Come September, attendants in all 624 parking lots under the Calcutta Municipal Corporation will be required to wear identity cards and carry handheld electronic devices that can record the time a car came in and print a parking slip.
Mayor Sovan Chatterjee said the parking rates fixed by the CMC would be prominently displayed at all parking slots to ensure that car owners weren't fleeced.
"Our parking attendants will wear identity cards and carry machines that will generate a slip whenever a car enters a slot," Chatterjee said after a meeting with police, transport department, CESC and civic body officials at the CMC headquarters on Wednesday.
"The slip will mention the time the car was parked. When the vehicle vacates the slot, the owner or driver will be charged based on the duration of parking and the rate mentioned in the board. The board will display parking rates for different types of vehicles so that there is no confusion," the mayor added.
Barring malls and other public spaces where private agencies manage car parking, the practice of slipping a hastily scrawled slip under the wiper is often the cause of arguments between car owners and attendants. At many places, cars aren't allowed to be parked unless the owner or driver agrees to pay several times more than the legitimate parking fee.
"Electronic timekeeping lessens the scope for harassment but implementing the plan is a challenging task," said an engineer who drives only on weekends because finding parking space without paying a premium is like winning a lottery.
A police officer who attended the meeting at the CMC headquarters said the proposed system would be implemented in phases over a month.
The other decision taken at the meeting was that metered taxis would be allowed to park for free in the CMC-authorised parking slots from September.
"Taxis roam in search of passengers during non-peak hours and thus waste fuel and money.
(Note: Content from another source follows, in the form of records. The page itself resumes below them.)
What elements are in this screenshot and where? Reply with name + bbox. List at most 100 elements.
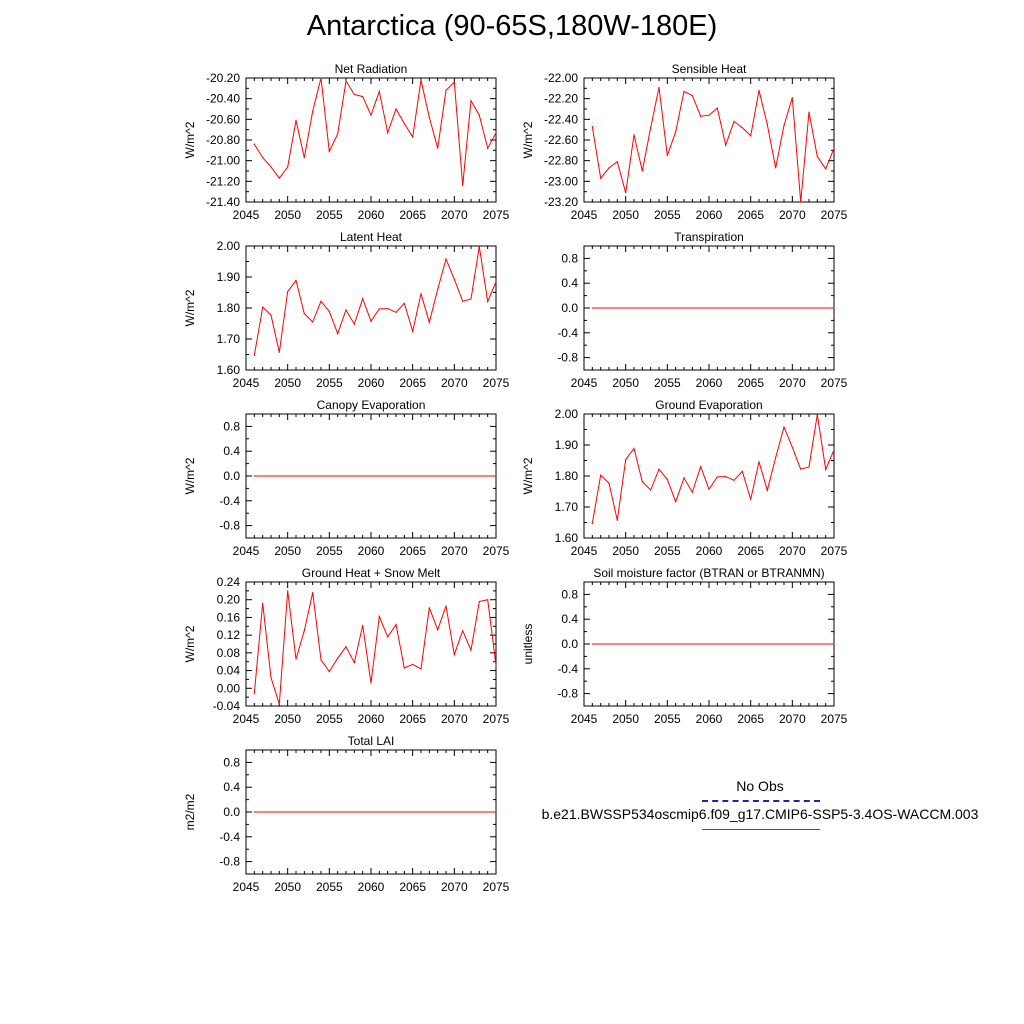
- x-tick-label: 2050: [274, 208, 301, 222]
- x-tick-label: 2060: [696, 544, 723, 558]
- data-point: [395, 311, 397, 313]
- x-tick-label: 2065: [737, 712, 764, 726]
- data-point: [337, 333, 339, 335]
- data-point: [278, 703, 280, 705]
- x-tick-label: 2050: [612, 544, 639, 558]
- data-point: [675, 501, 677, 503]
- data-point: [487, 147, 489, 149]
- y-tick-label: -21.00: [206, 154, 240, 168]
- data-point: [641, 170, 643, 172]
- y-tick-label: 0.8: [561, 587, 578, 601]
- data-point: [312, 321, 314, 323]
- data-point: [741, 470, 743, 472]
- data-point: [487, 300, 489, 303]
- data-point: [353, 323, 355, 325]
- plot-frame: [245, 245, 497, 371]
- data-point: [816, 414, 818, 416]
- plot-panel: 2045 2050 2055 2060 2065 2070 2075 1.60 1.70 1.80…: [183, 230, 510, 390]
- y-tick-label: -0.4: [219, 494, 240, 508]
- data-point: [462, 300, 464, 302]
- x-tick-label: 2045: [571, 712, 598, 726]
- plot-title: Ground Heat + Snow Melt: [302, 566, 441, 580]
- y-axis-label: W/m^2: [521, 457, 535, 494]
- data-point: [591, 643, 593, 645]
- x-tick-label: 2075: [483, 208, 510, 222]
- x-tick-label: 2050: [274, 712, 301, 726]
- y-tick-label: -0.8: [219, 855, 240, 869]
- data-point: [295, 279, 297, 282]
- data-point: [608, 482, 610, 484]
- x-tick-label: 2075: [483, 880, 510, 894]
- legend-obs-line: [702, 800, 820, 802]
- plot-panel: 2045 2050 2055 2060 2065 2070 2075 -21.40 -21.20…: [183, 62, 510, 222]
- plot-title: Ground Evaporation: [655, 398, 762, 412]
- series-line: [591, 87, 835, 203]
- y-tick-label: 1.70: [555, 500, 579, 514]
- plot-title: Total LAI: [348, 734, 395, 748]
- y-tick-label: 1.60: [555, 531, 579, 545]
- data-point: [287, 590, 289, 592]
- data-point: [445, 89, 447, 91]
- x-tick-label: 2045: [571, 544, 598, 558]
- data-point: [287, 166, 289, 168]
- data-point: [641, 480, 643, 483]
- x-tick-label: 2045: [233, 544, 260, 558]
- data-point: [633, 134, 635, 136]
- data-point: [658, 468, 660, 470]
- x-tick-label: 2070: [441, 208, 468, 222]
- data-point: [487, 599, 489, 601]
- data-point: [495, 132, 497, 134]
- x-tick-label: 2075: [821, 376, 848, 390]
- data-point: [683, 90, 685, 93]
- y-tick-label: -0.8: [219, 519, 240, 533]
- y-tick-label: -23.20: [544, 195, 578, 209]
- y-tick-label: 0.8: [223, 419, 240, 433]
- page-title: Antarctica (90-65S,180W-180E): [306, 10, 718, 42]
- data-point: [816, 155, 818, 158]
- x-tick-label: 2060: [358, 376, 385, 390]
- y-tick-label: 0.4: [223, 444, 240, 458]
- data-point: [591, 307, 593, 309]
- x-tick-label: 2060: [696, 712, 723, 726]
- plot-title: Net Radiation: [335, 62, 408, 76]
- data-point: [716, 476, 718, 478]
- data-point: [437, 288, 439, 290]
- data-point: [303, 630, 305, 632]
- data-point: [387, 636, 389, 638]
- data-point: [420, 668, 422, 670]
- data-point: [337, 657, 339, 659]
- data-point: [608, 167, 610, 169]
- data-point: [278, 351, 280, 353]
- legend-case-line: [702, 829, 820, 830]
- x-tick-label: 2055: [316, 712, 343, 726]
- data-point: [462, 630, 464, 632]
- data-point: [783, 124, 785, 127]
- x-tick-label: 2065: [737, 544, 764, 558]
- data-point: [600, 177, 602, 179]
- data-point: [766, 123, 768, 126]
- data-point: [791, 97, 793, 99]
- x-tick-label: 2055: [654, 544, 681, 558]
- data-point: [741, 127, 743, 129]
- data-point: [600, 474, 602, 476]
- series-line: [253, 590, 497, 705]
- plot-panel: 2045 2050 2055 2060 2065 2070 2075 -0.8 -0.4 0.0 0…: [183, 734, 510, 894]
- data-point: [428, 607, 430, 609]
- data-point: [295, 119, 297, 121]
- data-point: [378, 615, 380, 618]
- x-tick-label: 2045: [571, 376, 598, 390]
- data-point: [758, 461, 760, 463]
- data-point: [378, 308, 380, 310]
- data-point: [591, 522, 593, 525]
- y-tick-label: -0.04: [213, 699, 241, 713]
- data-point: [495, 475, 497, 477]
- x-tick-label: 2045: [233, 880, 260, 894]
- x-tick-label: 2065: [737, 208, 764, 222]
- y-tick-label: 1.90: [555, 438, 579, 452]
- data-point: [353, 662, 355, 664]
- data-point: [650, 127, 652, 129]
- data-point: [370, 682, 372, 684]
- y-tick-label: 0.4: [561, 612, 578, 626]
- x-tick-label: 2050: [612, 208, 639, 222]
- data-point: [270, 314, 272, 316]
Drivers often park their taxis in no-parking zones and the police slap fines on them. Currently, if a taxi is parked in a parking zone, the driver needs to pay the parking fee that everyone else is charged," an official said.
Based on the proposal, each parking slot will reserve space for between two and six taxis. That means up to 1,000 taxis will find free parking space across the city.
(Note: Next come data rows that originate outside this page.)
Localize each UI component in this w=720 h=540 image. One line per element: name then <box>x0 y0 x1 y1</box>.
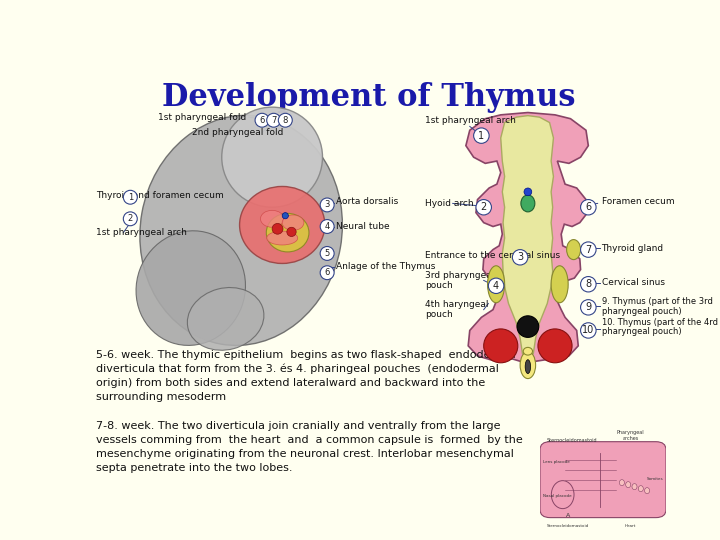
Ellipse shape <box>261 210 284 227</box>
Text: 5: 5 <box>325 249 330 258</box>
FancyBboxPatch shape <box>540 442 666 518</box>
Circle shape <box>524 188 532 195</box>
Circle shape <box>287 227 296 237</box>
Text: A: A <box>566 512 570 518</box>
Text: 3: 3 <box>325 200 330 210</box>
Text: 10. Thymus (part of the 4rd: 10. Thymus (part of the 4rd <box>601 318 718 327</box>
Ellipse shape <box>619 480 624 485</box>
Text: 5-6. week. The thymic epithelium  begins as two flask-shaped  endodermal
diverti: 5-6. week. The thymic epithelium begins … <box>96 350 516 402</box>
Ellipse shape <box>266 231 297 245</box>
Text: 2nd pharyngeal fold: 2nd pharyngeal fold <box>192 128 284 137</box>
Circle shape <box>538 329 572 363</box>
Text: 6: 6 <box>585 202 591 212</box>
Circle shape <box>123 212 138 226</box>
Ellipse shape <box>632 484 637 490</box>
Circle shape <box>513 249 528 265</box>
Circle shape <box>282 213 289 219</box>
Text: 2: 2 <box>480 202 487 212</box>
Text: Sternocleidomastoid: Sternocleidomastoid <box>546 524 589 528</box>
Text: 1: 1 <box>478 131 485 140</box>
Ellipse shape <box>551 266 568 303</box>
Ellipse shape <box>567 240 580 260</box>
Text: 6: 6 <box>259 116 265 125</box>
Circle shape <box>320 266 334 280</box>
Circle shape <box>320 198 334 212</box>
Circle shape <box>580 242 596 257</box>
Ellipse shape <box>525 360 531 374</box>
Circle shape <box>580 276 596 292</box>
Text: 10: 10 <box>582 326 595 335</box>
Text: Neural tube: Neural tube <box>336 222 390 231</box>
Text: Heart: Heart <box>625 524 636 528</box>
Text: Entrance to the cervical sinus: Entrance to the cervical sinus <box>425 251 560 260</box>
Ellipse shape <box>552 481 574 509</box>
Circle shape <box>123 190 138 204</box>
Text: 1st pharyngeal fold: 1st pharyngeal fold <box>158 113 246 122</box>
Text: 9: 9 <box>585 302 591 312</box>
Circle shape <box>580 323 596 338</box>
Circle shape <box>320 247 334 260</box>
Text: 3rd pharyngeal
pouch: 3rd pharyngeal pouch <box>425 271 494 290</box>
Circle shape <box>484 329 518 363</box>
Ellipse shape <box>266 213 309 252</box>
Ellipse shape <box>136 231 246 346</box>
Text: 8: 8 <box>585 279 591 289</box>
Circle shape <box>474 128 489 143</box>
Polygon shape <box>500 116 554 356</box>
Text: Lens placode: Lens placode <box>543 460 570 464</box>
Text: 9. Thymus (part of the 3rd: 9. Thymus (part of the 3rd <box>601 298 712 307</box>
Text: Nasal placode: Nasal placode <box>543 494 571 498</box>
Text: pharyngeal pouch): pharyngeal pouch) <box>601 327 681 336</box>
Ellipse shape <box>523 347 533 355</box>
Text: Cervical sinus: Cervical sinus <box>601 278 665 287</box>
Text: 2: 2 <box>127 214 133 224</box>
Text: 4: 4 <box>493 281 499 291</box>
Circle shape <box>476 200 492 215</box>
Ellipse shape <box>487 266 505 303</box>
Ellipse shape <box>639 485 644 491</box>
Text: 1st pharyngeal arch: 1st pharyngeal arch <box>96 228 187 237</box>
Text: 7: 7 <box>585 245 591 254</box>
Circle shape <box>580 300 596 315</box>
Circle shape <box>279 113 292 127</box>
Ellipse shape <box>626 482 631 488</box>
Circle shape <box>255 113 269 127</box>
Text: 1st pharyngeal arch: 1st pharyngeal arch <box>425 116 516 125</box>
Text: Aorta dorsalis: Aorta dorsalis <box>336 197 399 206</box>
Ellipse shape <box>240 186 325 264</box>
Ellipse shape <box>520 352 536 379</box>
Text: 4th haryngeal
pouch: 4th haryngeal pouch <box>425 300 488 319</box>
Polygon shape <box>466 112 588 362</box>
Text: 8: 8 <box>283 116 288 125</box>
Text: Thyroid and foramen cecum: Thyroid and foramen cecum <box>96 191 224 200</box>
Ellipse shape <box>282 215 304 231</box>
Text: 1: 1 <box>127 193 133 202</box>
Text: 3: 3 <box>517 252 523 262</box>
Text: pharyngeal pouch): pharyngeal pouch) <box>601 307 681 316</box>
Text: Anlage of the Thymus: Anlage of the Thymus <box>336 262 436 271</box>
Text: 4: 4 <box>325 222 330 231</box>
Circle shape <box>266 113 281 127</box>
Ellipse shape <box>187 287 264 350</box>
Text: Pharyngeal
arches: Pharyngeal arches <box>617 430 644 441</box>
Text: 7-8. week. The two diverticula join cranially and ventrally from the large
vesse: 7-8. week. The two diverticula join cran… <box>96 421 523 472</box>
Circle shape <box>517 316 539 338</box>
Ellipse shape <box>140 115 343 346</box>
Text: Thyroid gland: Thyroid gland <box>601 244 664 253</box>
Text: Hyoid arch: Hyoid arch <box>425 199 474 208</box>
Circle shape <box>272 224 283 234</box>
Text: Somites: Somites <box>647 477 664 481</box>
Text: Sternocleidomastoid: Sternocleidomastoid <box>546 438 597 443</box>
Text: Foramen cecum: Foramen cecum <box>601 197 674 206</box>
Ellipse shape <box>521 195 535 212</box>
Circle shape <box>580 200 596 215</box>
Circle shape <box>488 278 504 294</box>
Ellipse shape <box>644 488 649 494</box>
Text: 7: 7 <box>271 116 276 125</box>
Ellipse shape <box>222 107 323 207</box>
Circle shape <box>320 220 334 233</box>
Text: Development of Thymus: Development of Thymus <box>162 82 576 113</box>
Text: 6: 6 <box>325 268 330 277</box>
"There will be between two and six taxis in any parking slot. Their number may be higher in busier locations like in front of a hospital," transport secretary Alapan Bandyopadhyay said. "If they have a parking slot, they can wait there for passengers instead of wasting fuel looking for people. This might even reduce their tendency to refuse passengers."
Taxi drivers often refuse to ferry people to the fringes of the city because they fear returning empty, adding to their losses. "Free parking will save them fuel and spare them fines. So they just might agree to go where they wouldn't earlier," a police officer said.
A section of officials said the move was a placatory gesture towards taxi operators, who have been demanding a level playing field with app-cab services like Uber and Ola.
No decision has been taken yet on whether to persist with or remove the taxi bays managed by the police at various locations, said Soumen Mitra, the special commissioner of police.